Gov. Ron DeSantis says Republicans wanted to run against Joe Biden in 2024, but that Kamala Harris would have been the GOP's second choice for a presidential opponent.
"I think that the (Donald) Trump-(JD) Vance ticket was an incredibly strong position against Biden. (But) I think that they can beat whoever comes," Florida's Governor said.
DeSantis, addressing a group at St. Petersburg College, bashed her performance as "border czar" and that the media was "running interference" for her failures, before rattling off other objectionable policy positions taken by the California Democrat.
"She wants taxpayer funded health care and benefits for illegal aliens. She doesn't think you should deport somebody that's come (to the country illegally). So she is as bad as Biden has been on that. She's even more liberal on that."
DeSantis then said Harris "wanted to get rid of all private health insurance and said, let's just junk all that."
"How many of you want the government to take away your private health insurance? I don't think a lot of Americans want to sign up to that," the Governor said, before going on to allege that Harris backed "confiscatory tax increases," and was "weak on crime ... raising funds to bail out the rioters during the BLM riots in 2020."
DeSantis also claimed media "turned on Biden after that debate" with Trump last month in Atlanta, deciding to "elevate" Harris.
"They had basically tried to cover it," he added.

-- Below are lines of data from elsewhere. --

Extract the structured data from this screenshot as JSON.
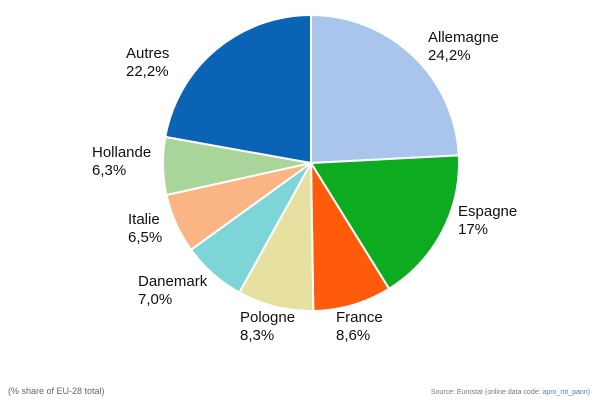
{
  "chart_data": {
    "type": "pie",
    "categories": [
      "Allemagne",
      "Espagne",
      "France",
      "Pologne",
      "Danemark",
      "Italie",
      "Hollande",
      "Autres"
    ],
    "values": [
      24.2,
      17,
      8.6,
      8.3,
      7.0,
      6.5,
      6.3,
      22.2
    ],
    "value_labels": [
      "24,2%",
      "17%",
      "8,6%",
      "8,3%",
      "7,0%",
      "6,5%",
      "6,3%",
      "22,2%"
    ],
    "colors": [
      "#aac5ec",
      "#0dab1f",
      "#ff5b0b",
      "#e6e1a1",
      "#7dd5d7",
      "#fbb585",
      "#a9d59b",
      "#0b63b6"
    ],
    "note": "(% share of EU-28 total)",
    "source": [
      "Source: Eurostat (online data code: ",
      "apro_mt_pann",
      ")"
    ]
  }
}
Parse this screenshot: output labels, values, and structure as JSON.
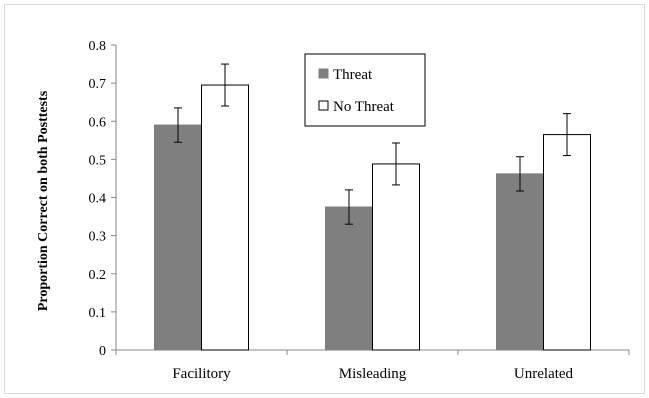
{
  "chart_data": {
    "type": "bar",
    "categories": [
      "Facilitory",
      "Misleading",
      "Unrelated"
    ],
    "series": [
      {
        "name": "Threat",
        "values": [
          0.59,
          0.375,
          0.462
        ],
        "error": [
          0.045,
          0.045,
          0.045
        ],
        "color": "#7f7f7f"
      },
      {
        "name": "No Threat",
        "values": [
          0.695,
          0.488,
          0.565
        ],
        "error": [
          0.055,
          0.055,
          0.055
        ],
        "color": "#ffffff"
      }
    ],
    "ylabel": "Proportion Correct on both Posttests",
    "xlabel": "",
    "ylim": [
      0,
      0.8
    ],
    "yticks": [
      "0",
      "0.1",
      "0.2",
      "0.3",
      "0.4",
      "0.5",
      "0.6",
      "0.7",
      "0.8"
    ],
    "legend": {
      "position": "top-center",
      "entries": [
        "Threat",
        "No Threat"
      ]
    },
    "grid": false
  }
}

"If you had said Biden wasn't up to the job three months ago, they would say you're a conspiracy theorist. Then once it was made bare for the whole world to see, they immediately started saying, 'Hey, this guy has got to go.' So they knifed him in the back and they've been going after him, but they're not doing that because they're trying to help Trump. They're doing that because they want the Dems to have a better candidate so that they can beat Trump."
That said, he added that Harris may not be the final choice if she "falls on her face over the next few weeks," suggesting delegates will do what they're told "if some of the powers that be say, "no, we need to go a different direction.'"
"So I think it's going to be a very interesting three or four weeks in the political scene, we preferred to run against Biden. I think that was clear because the majority of the, I think it was like 85% of the public thought that he was not equipped to serve for four more years as President."